The B.C. Lions’ offence might not lack talent, but it certainly is missing any kind of cohesion
Thursday’s loss to a short-handed Montreal team was the worst output by B.C. in more than three years
The intriguing story at training camp is how are they going to mature?
— Angus Reid, The Province, May 2013.
The injured centre of the B.C. Lions had it nailed perfectly as usual, even before the first practice of the year when he was asked about a discernible shift in locker-room culture.
It was always destined to be a year of change for the CFL team, but Reid wanted to know how his younger teammates would react when times were tough.
Sure enough, adversity met up with the Lions in the wake of their embarrassing 39-38 loss to the Montreal Alouettes, and the moments after their first subsequent meeting Saturday was a good first temperature check.
If there was wisdom to be gained from having a voice of reason like Geroy Simon among them all those years, it surely would show after coach Mike Benevides cancelled a scheduled rundown, and for most part, the Lions just talked.
If wisdom is evident, however, it stayed among teammates, because some of the younger talents asked to deal with the outfall of a miserable offensive performance almost sounded offended to be asked what went wrong, and where the club goes from this point.
“A loss is a loss. It ain’t no different, however you try to re-word or get in an interview. You approach each loss the same way,” reasoned Emmanuel Arceneaux, the player asked to replace Simon’s yards in the offence.
“No need to try and get verbal. Keep everything simple. I’m not that vocal leader on the team.”
Is there a lack of leadership on a team which signed him to considerable fanfare in the off-season?
“It ain’t no lack of leadership,” Arceneaux said. “Everybody on the outside, including reporters trying to nitpick and find something to run with; we just ain’t (sic) pulled the game off we should have pulled out.”

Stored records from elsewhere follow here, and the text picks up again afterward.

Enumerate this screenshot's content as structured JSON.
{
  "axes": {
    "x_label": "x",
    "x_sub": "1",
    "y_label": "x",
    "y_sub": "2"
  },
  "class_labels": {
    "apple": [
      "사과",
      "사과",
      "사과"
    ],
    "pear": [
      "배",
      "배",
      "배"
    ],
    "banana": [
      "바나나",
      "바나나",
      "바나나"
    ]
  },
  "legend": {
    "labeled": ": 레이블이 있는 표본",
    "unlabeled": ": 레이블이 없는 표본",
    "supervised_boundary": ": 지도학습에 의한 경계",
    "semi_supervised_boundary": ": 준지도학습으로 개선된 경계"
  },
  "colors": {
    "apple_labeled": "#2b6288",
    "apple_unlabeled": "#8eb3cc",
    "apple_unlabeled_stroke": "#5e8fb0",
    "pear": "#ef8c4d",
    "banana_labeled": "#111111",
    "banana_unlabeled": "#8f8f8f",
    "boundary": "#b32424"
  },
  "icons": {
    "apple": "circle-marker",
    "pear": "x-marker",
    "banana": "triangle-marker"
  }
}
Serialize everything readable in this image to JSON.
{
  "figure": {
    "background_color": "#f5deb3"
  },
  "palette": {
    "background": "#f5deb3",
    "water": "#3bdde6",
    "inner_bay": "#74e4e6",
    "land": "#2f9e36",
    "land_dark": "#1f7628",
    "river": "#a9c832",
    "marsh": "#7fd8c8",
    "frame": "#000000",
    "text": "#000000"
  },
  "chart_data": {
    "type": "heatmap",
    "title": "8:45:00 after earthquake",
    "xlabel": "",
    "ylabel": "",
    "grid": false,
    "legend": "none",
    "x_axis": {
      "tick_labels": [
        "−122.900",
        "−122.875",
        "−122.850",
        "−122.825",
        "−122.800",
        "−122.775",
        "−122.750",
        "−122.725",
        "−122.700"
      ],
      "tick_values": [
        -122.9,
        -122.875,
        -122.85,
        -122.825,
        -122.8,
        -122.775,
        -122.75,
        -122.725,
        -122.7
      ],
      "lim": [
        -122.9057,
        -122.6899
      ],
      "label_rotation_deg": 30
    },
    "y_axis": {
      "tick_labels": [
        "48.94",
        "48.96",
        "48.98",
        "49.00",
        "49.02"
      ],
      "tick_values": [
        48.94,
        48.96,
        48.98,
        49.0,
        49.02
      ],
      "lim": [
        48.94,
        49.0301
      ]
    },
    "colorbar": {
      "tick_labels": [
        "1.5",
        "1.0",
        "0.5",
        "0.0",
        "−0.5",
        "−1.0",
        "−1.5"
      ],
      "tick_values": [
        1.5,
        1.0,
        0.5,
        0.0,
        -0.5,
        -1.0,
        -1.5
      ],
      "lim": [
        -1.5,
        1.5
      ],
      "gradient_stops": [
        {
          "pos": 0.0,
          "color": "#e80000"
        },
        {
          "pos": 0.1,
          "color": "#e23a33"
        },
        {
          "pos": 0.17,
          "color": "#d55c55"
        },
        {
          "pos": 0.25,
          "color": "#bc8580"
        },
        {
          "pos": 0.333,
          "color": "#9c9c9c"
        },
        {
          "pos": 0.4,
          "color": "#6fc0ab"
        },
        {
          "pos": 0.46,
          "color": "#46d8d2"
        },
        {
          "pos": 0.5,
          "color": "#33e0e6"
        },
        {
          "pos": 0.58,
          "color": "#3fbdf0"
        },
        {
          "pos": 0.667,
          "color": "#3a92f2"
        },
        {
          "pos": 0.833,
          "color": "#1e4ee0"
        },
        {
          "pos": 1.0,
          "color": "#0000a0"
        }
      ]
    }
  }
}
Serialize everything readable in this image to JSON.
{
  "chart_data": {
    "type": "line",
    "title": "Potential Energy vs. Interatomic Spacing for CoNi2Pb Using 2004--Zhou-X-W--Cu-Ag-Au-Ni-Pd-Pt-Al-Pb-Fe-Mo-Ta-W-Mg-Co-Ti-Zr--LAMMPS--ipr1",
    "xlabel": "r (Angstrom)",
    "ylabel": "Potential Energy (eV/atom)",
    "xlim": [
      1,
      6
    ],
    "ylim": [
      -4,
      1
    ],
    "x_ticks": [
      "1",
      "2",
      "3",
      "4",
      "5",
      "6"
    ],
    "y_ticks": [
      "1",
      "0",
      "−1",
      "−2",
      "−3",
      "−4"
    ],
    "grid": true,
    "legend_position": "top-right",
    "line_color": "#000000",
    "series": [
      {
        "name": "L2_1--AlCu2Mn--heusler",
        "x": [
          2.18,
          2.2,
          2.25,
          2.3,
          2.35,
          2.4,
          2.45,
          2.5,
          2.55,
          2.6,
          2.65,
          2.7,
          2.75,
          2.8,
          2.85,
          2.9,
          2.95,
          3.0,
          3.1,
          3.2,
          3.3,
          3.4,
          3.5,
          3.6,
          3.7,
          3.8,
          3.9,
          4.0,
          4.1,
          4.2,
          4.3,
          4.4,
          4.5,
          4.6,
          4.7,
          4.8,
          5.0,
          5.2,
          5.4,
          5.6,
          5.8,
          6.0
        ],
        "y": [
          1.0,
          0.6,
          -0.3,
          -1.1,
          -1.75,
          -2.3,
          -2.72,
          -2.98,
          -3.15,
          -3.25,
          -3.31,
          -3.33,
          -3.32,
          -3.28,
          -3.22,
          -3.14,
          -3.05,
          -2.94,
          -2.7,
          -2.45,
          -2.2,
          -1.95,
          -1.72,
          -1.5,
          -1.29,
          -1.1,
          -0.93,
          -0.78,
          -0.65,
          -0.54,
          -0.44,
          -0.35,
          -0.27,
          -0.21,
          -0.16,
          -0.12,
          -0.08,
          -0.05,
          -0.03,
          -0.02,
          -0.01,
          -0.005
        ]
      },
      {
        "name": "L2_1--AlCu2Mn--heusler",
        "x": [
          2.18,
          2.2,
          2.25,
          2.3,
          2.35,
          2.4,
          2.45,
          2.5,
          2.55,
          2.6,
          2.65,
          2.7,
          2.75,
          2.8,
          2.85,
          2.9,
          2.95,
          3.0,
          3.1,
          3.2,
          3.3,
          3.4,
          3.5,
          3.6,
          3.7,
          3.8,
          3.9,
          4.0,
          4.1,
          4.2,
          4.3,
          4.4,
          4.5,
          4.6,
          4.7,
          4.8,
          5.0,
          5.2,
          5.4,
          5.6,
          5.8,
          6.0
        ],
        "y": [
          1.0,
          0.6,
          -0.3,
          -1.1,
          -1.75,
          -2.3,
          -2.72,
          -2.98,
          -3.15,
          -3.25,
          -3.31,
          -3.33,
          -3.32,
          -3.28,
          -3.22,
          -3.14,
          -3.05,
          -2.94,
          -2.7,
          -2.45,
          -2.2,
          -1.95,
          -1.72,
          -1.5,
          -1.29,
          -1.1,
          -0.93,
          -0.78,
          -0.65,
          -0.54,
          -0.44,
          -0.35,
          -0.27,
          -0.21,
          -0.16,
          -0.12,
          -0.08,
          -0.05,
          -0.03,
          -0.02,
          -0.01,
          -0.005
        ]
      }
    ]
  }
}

Andrew Harris, whose 19 yards rushing was his lowest output in nearly two seasons, is normally introspective, but not when heading out of a meeting and late for an autograph session.
“Some things have to change; the whole attitude of the offence,” said Harris, who didn’t get his first carry of the second half until there was 3:41 remaining. “I got nothing for you.”
What the Lions did when they allowed Montreal to rally from a 15-point deficit was buy about a month of doubt, as until they beat a proven opponent on the road, the questions will keep coming. There’s enough to go around.
Defensively, the Lions surrendered an average 23.5 yards per completion to a rookie Als quarterback Tanner Marsh.
They generated a special teams touchdown from Tim Brown, but only drew even with Montreal, which got a punt return score.
Offensively, the Lions coined a new nickname for the scheme of assistant coach Jacques Chapdelaine, which resembled downtown traffic in Montreal: Gridlock.
B.C.’s best chance in a game in which the Lions managed 52 yards offence in the middle two quarters and didn’t generate a first down in 23:57 came when the Als took latehit penalties on quarterback Travis Lulay.
That observation came from Reid, who has insider status at meetings, but also sees how it looks from the outside.
“We don’t have an offence right now,” he said on Team 1040.
“I think our offence is not short on talent. We have yet to find our identity. To me it looks like we’re a little bit desperate. We’re guessing.”
Benevides, who probably thought the loss was bad enough until he sat for five hours on the flight home Friday with general manager Wally Buono, talked some more with his boss Saturday, leaving it to Lulay once again to discuss the Lions’ worst offensive yardage showing since July 2010.
“I can handle that for the guys,” the quarterback said.
“That being said, it’s not like the other guys are sitting back. The team has shown some good maturity, just today with the guys having taken a good look in the mirror. It’s real honest. It’s not fingerpointing, and the wrong kind of adversity.”
But neither it is the same without Simon or Arland Bruce, said Lulay, and the responses of those who are needed to help him are proof.
“I would be lying if it said it was same old, same old. It’s not fair to Geroy, Arland or Angus. It’s definitely different,” Lulay said. “That being said, it doesn’t give me less confidence. The dynamic has changed, but I don’t see that handicapping us in the long run.”
With much being made of an inability to generate 300 yards through the air this year, the problem isn’t a lack of ball distribution in the passing game (see chart).
What got the Lions was their inability to stop the Als defence from blitzing. It means opponents won’t now stop sending extra pressure until the Lions show a means to make it go away.
“This is a bit of adversity. I don’t think that puts pressure on us to say that,” Lulay said. “Internally this an important week for us to be able to bounce back and show some mental toughness.”
Older teammates than the only discernible offensive leader on the Lions will be watching how they react.